Ese mismo año se inaugura también el Museo del Bicentenario y la Casa Patria Grande Presidente Néstor Kirchner, este último centro cultural y de intercambio con el objetivo de fortalecer e integrar la cultura de América Latina. También se crea el Instituto Nacional del Revisionismo Histórico Argentino e Iberoamericano Manuel Dorrego, ámbito que permite pensar la historia nacional bajo una mirada popular y federal en oposición a la historiografía liberal porteña. 

 

En 2012 se lanza el Programa Igualdad Cultural gestionado por el Ministerio de Planificación y el Ministerio de Cultura. Dicho programa complementa y potencia las políticas públicas nacionales en materia de cultura, telecomunicaciones y desarrollo tecnológico. Es un megaplan de obras de infraestructura para poner en valor, refuncionalizar y equipar espacios culturales como museos, cines, teatros, centros culturales, así como programar actividades culturales como muestras, recitales, proyecciones audiovisuales y presentaciones de teatro. Hasta el momento se han intervenido 45 “estaciones culturales”, muchas de las cuales fueron equipadas con proyectores digitales 2D y 3D, así como antenas satelitales para recibir contenidos desde AR-SAT. Igualdad Cultural ha implicado también la producción de un promedio de quinientos recitales en vivo por año en todo el país, que después son transmitidos por los canales de la TDA. 

 

En 2013 se inaugura la Casa Central de la Cultura Popular de la Villa 21, hito que grafica la transición de las políticas culturales noventistas hacia las que integran a los sectores populares. La creación en 2011 de la Secretaría de Políticas Socioculturales en el ámbito de la Secretaría de Cultura de la Nación ya había marcado un rumbo definido respecto del fomento de la cultura popular y comunitaria. Todas estas políticas fueron reforzadas aún más con la jerarquización institucional y creación del Ministerio de Cultura de la Nación en 2014. 

 

No podía ser de otra manera. La ampliación simbólica del campo cultural que ocurrió durante los últimos años dada por los mecanismos de inclusión social, la recuperación del Estado, la recuperación de las ideas de soberanía política e independencia económica, sumados al crecimiento de las políticas culturales, no podían sino generar un proceso de jerarquización de la institucionalidad cultural. La creación del Ministerio le reconoce a la cultura un lugar central en la construcción del proyecto nacional y popular. 

 

Y, si algo faltaba, la apertura del Centro Cultural Kirchner generó magnetismo y admiración, y hasta cierto desconcierto entre los enemigos del proyecto. Este gran centro cultural inaugurado por la presidenta de la Nación posiciona a la cultura en un lugar privilegiado, pero con acceso libre y gratuito para los más de cuarenta millones de argentinos.
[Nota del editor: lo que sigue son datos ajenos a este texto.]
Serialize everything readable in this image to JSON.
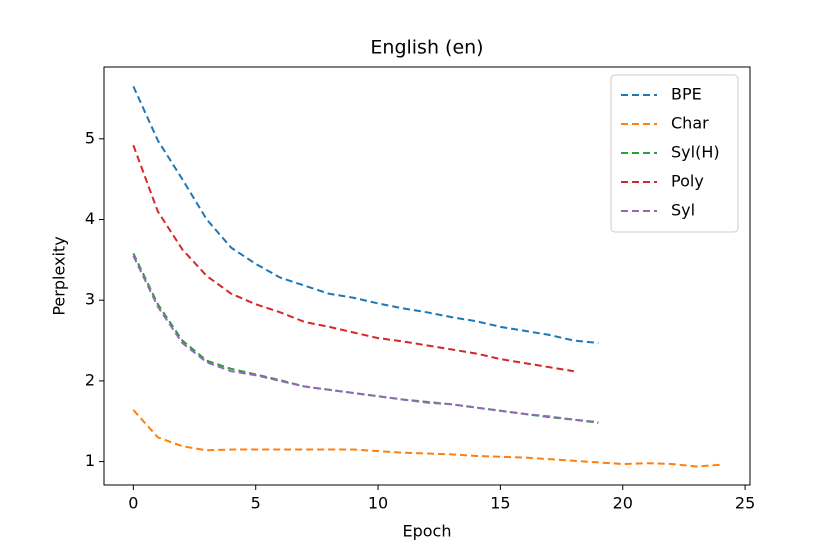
{
  "chart_data": {
    "type": "line",
    "title": "English (en)",
    "x_label": "Epoch",
    "y_label": "Perplexity",
    "xlim": [
      -1.2,
      25.2
    ],
    "ylim": [
      0.71,
      5.89
    ],
    "xticks": [
      0,
      5,
      10,
      15,
      20,
      25
    ],
    "yticks": [
      1,
      2,
      3,
      4,
      5
    ],
    "legend": "upper right",
    "line_style": "dashed",
    "series": [
      {
        "name": "BPE",
        "color": "#1f77b4",
        "x": [
          0,
          1,
          2,
          3,
          4,
          5,
          6,
          7,
          8,
          9,
          10,
          11,
          12,
          13,
          14,
          15,
          16,
          17,
          18,
          19
        ],
        "values": [
          5.65,
          4.98,
          4.5,
          4.0,
          3.65,
          3.45,
          3.28,
          3.18,
          3.08,
          3.03,
          2.96,
          2.9,
          2.85,
          2.79,
          2.74,
          2.67,
          2.62,
          2.57,
          2.5,
          2.47
        ]
      },
      {
        "name": "Char",
        "color": "#ff7f0e",
        "x": [
          0,
          1,
          2,
          3,
          4,
          5,
          6,
          7,
          8,
          9,
          10,
          11,
          12,
          13,
          14,
          15,
          16,
          17,
          18,
          19,
          20,
          21,
          22,
          23,
          24
        ],
        "values": [
          1.64,
          1.3,
          1.19,
          1.14,
          1.15,
          1.15,
          1.15,
          1.15,
          1.15,
          1.15,
          1.13,
          1.11,
          1.1,
          1.09,
          1.07,
          1.06,
          1.05,
          1.03,
          1.01,
          0.99,
          0.97,
          0.98,
          0.97,
          0.94,
          0.96
        ]
      },
      {
        "name": "Syl(H)",
        "color": "#2ca02c",
        "x": [
          0,
          1,
          2,
          3,
          4,
          5,
          6,
          7,
          8,
          9,
          10,
          11,
          12,
          13,
          14,
          15,
          16,
          17,
          18,
          19
        ],
        "values": [
          3.58,
          2.95,
          2.5,
          2.25,
          2.15,
          2.08,
          2.01,
          1.93,
          1.89,
          1.85,
          1.81,
          1.77,
          1.74,
          1.71,
          1.67,
          1.63,
          1.59,
          1.55,
          1.52,
          1.48
        ]
      },
      {
        "name": "Poly",
        "color": "#d62728",
        "x": [
          0,
          1,
          2,
          3,
          4,
          5,
          6,
          7,
          8,
          9,
          10,
          11,
          12,
          13,
          14,
          15,
          16,
          17,
          18
        ],
        "values": [
          4.92,
          4.1,
          3.63,
          3.3,
          3.08,
          2.95,
          2.85,
          2.73,
          2.67,
          2.6,
          2.53,
          2.49,
          2.44,
          2.39,
          2.34,
          2.27,
          2.22,
          2.17,
          2.12
        ]
      },
      {
        "name": "Syl",
        "color": "#9467bd",
        "x": [
          0,
          1,
          2,
          3,
          4,
          5,
          6,
          7,
          8,
          9,
          10,
          11,
          12,
          13,
          14,
          15,
          16,
          17,
          18,
          19
        ],
        "values": [
          3.55,
          2.92,
          2.47,
          2.23,
          2.12,
          2.07,
          2.0,
          1.93,
          1.89,
          1.85,
          1.81,
          1.77,
          1.73,
          1.71,
          1.67,
          1.63,
          1.59,
          1.56,
          1.52,
          1.49
        ]
      }
    ]
  }
}
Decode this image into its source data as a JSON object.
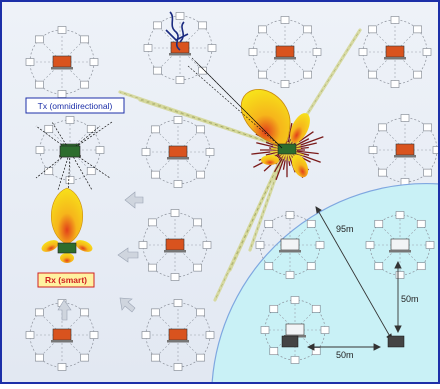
{
  "labels": {
    "tx": "Tx (omnidirectional)",
    "rx": "Rx (smart)",
    "d1": "95m",
    "d2": "50m",
    "d3": "50m"
  },
  "colors": {
    "frame": "#1c2fa8",
    "background": "#e9eef6",
    "region": "#c9f1f6",
    "region_edge": "#7fa7e0",
    "lobe_outer": "#f7e11a",
    "lobe_mid": "#f6b51b",
    "lobe_core": "#e2401a",
    "beam": "#d5d89a",
    "tx_label_text": "#1c2fa8",
    "rx_label_bg": "#fff2a0",
    "rx_label_text": "#d02020"
  },
  "icons": {
    "node": "laptop-icon",
    "peer": "device-icon",
    "antenna": "antenna-icon",
    "arrow": "arrow-icon"
  }
}
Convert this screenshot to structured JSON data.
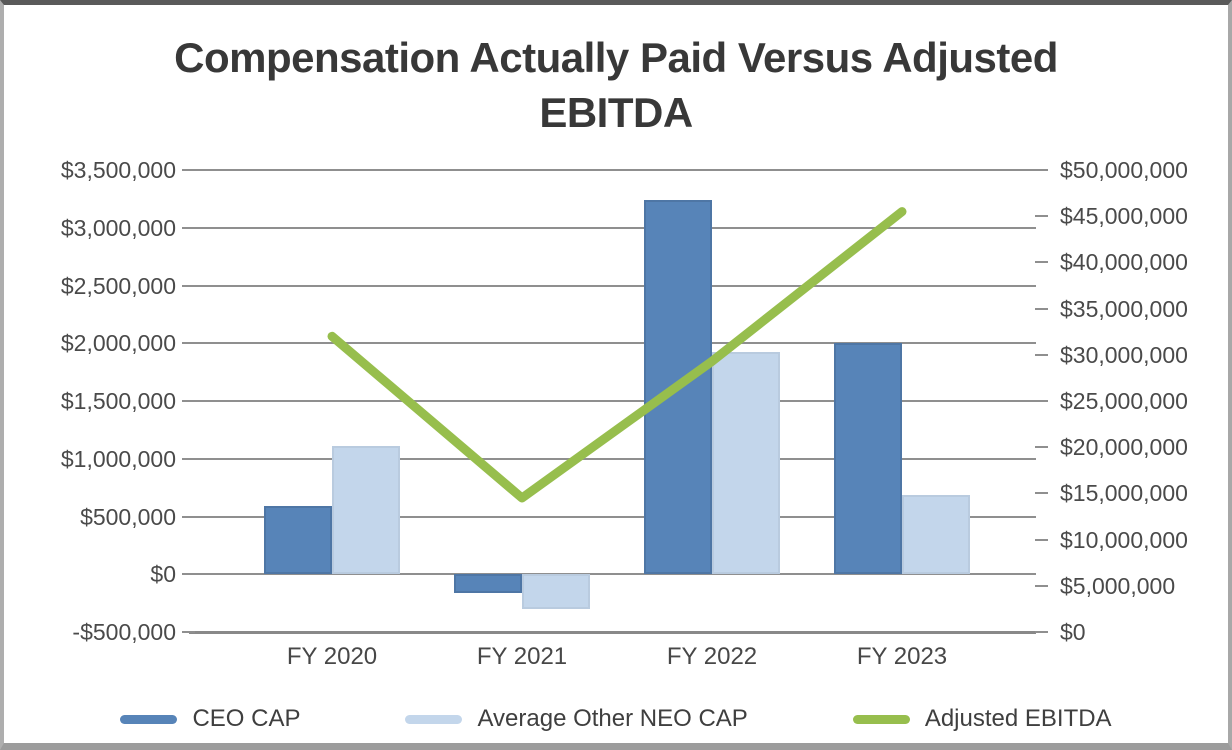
{
  "chart_data": {
    "type": "combo_bar_line",
    "title": "Compensation Actually Paid Versus Adjusted EBITDA",
    "title_lines": [
      "Compensation Actually Paid Versus Adjusted",
      "EBITDA"
    ],
    "categories": [
      "FY 2020",
      "FY 2021",
      "FY 2022",
      "FY 2023"
    ],
    "series": [
      {
        "name": "CEO CAP",
        "type": "bar",
        "axis": "left",
        "color": "#5784B8",
        "values": [
          590000,
          -160000,
          3240000,
          2000000
        ]
      },
      {
        "name": "Average Other NEO CAP",
        "type": "bar",
        "axis": "left",
        "color": "#C3D6EB",
        "values": [
          1110000,
          -300000,
          1920000,
          690000
        ]
      },
      {
        "name": "Adjusted EBITDA",
        "type": "line",
        "axis": "right",
        "color": "#97BE4D",
        "values": [
          32000000,
          14500000,
          29300000,
          45500000
        ]
      }
    ],
    "left_axis": {
      "min": -500000,
      "max": 3500000,
      "step": 500000,
      "tick_labels": [
        "$3,500,000",
        "$3,000,000",
        "$2,500,000",
        "$2,000,000",
        "$1,500,000",
        "$1,000,000",
        "$500,000",
        "$0",
        "-$500,000"
      ]
    },
    "right_axis": {
      "min": 0,
      "max": 50000000,
      "step": 5000000,
      "tick_labels": [
        "$50,000,000",
        "$45,000,000",
        "$40,000,000",
        "$35,000,000",
        "$30,000,000",
        "$25,000,000",
        "$20,000,000",
        "$15,000,000",
        "$10,000,000",
        "$5,000,000",
        "$0"
      ]
    },
    "grid": true,
    "legend_position": "bottom"
  }
}
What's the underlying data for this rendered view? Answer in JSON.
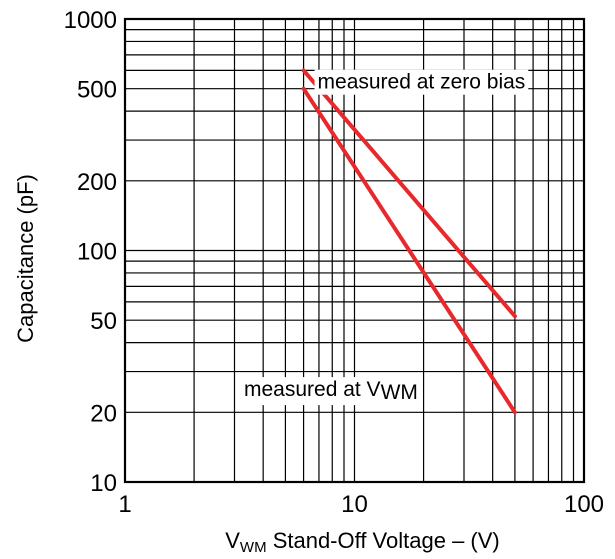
{
  "chart_data": {
    "type": "line",
    "title": "",
    "xlabel": {
      "main": "V",
      "subscript": "WM",
      "rest": " Stand-Off Voltage – (V)"
    },
    "ylabel": "Capacitance (pF)",
    "x_scale": "log",
    "y_scale": "log",
    "xlim": [
      1,
      100
    ],
    "ylim": [
      10,
      1000
    ],
    "grid": true,
    "x_ticks": [
      {
        "value": 1,
        "label": "1"
      },
      {
        "value": 10,
        "label": "10"
      },
      {
        "value": 100,
        "label": "100"
      }
    ],
    "y_ticks": [
      {
        "value": 10,
        "label": "10"
      },
      {
        "value": 20,
        "label": "20"
      },
      {
        "value": 50,
        "label": "50"
      },
      {
        "value": 100,
        "label": "100"
      },
      {
        "value": 200,
        "label": "200"
      },
      {
        "value": 500,
        "label": "500"
      },
      {
        "value": 1000,
        "label": "1000"
      }
    ],
    "series": [
      {
        "id": "zero-bias",
        "color": "#e8282a",
        "x": [
          6,
          50
        ],
        "y": [
          600,
          52
        ]
      },
      {
        "id": "at-vwm",
        "color": "#e8282a",
        "x": [
          6,
          50
        ],
        "y": [
          500,
          20
        ]
      }
    ],
    "annotations": [
      {
        "id": "zero-bias",
        "text": "measured at zero bias",
        "x": 6.9,
        "y": 500
      },
      {
        "id": "at-vwm",
        "main": "measured at V",
        "subscript": "WM",
        "x": 3.3,
        "y": 23.5
      }
    ]
  }
}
Es un faro que ilumina e irradia cultura hacia la Patria Grande y el resto del mundo. Y es una herramienta fundamental, junto con el enorme despliegue de las políticas culturales, para continuar afianzando la diversidad y la inclusión cultural y el proyecto nacional. 

 

* Natalia Calcagno es directora nacional de Industrias Culturales del Ministerio de Cultura de la Nación .

** Julio Villarino es director del Sistema de Información Cultural de la Argentina del mismo Ministerio.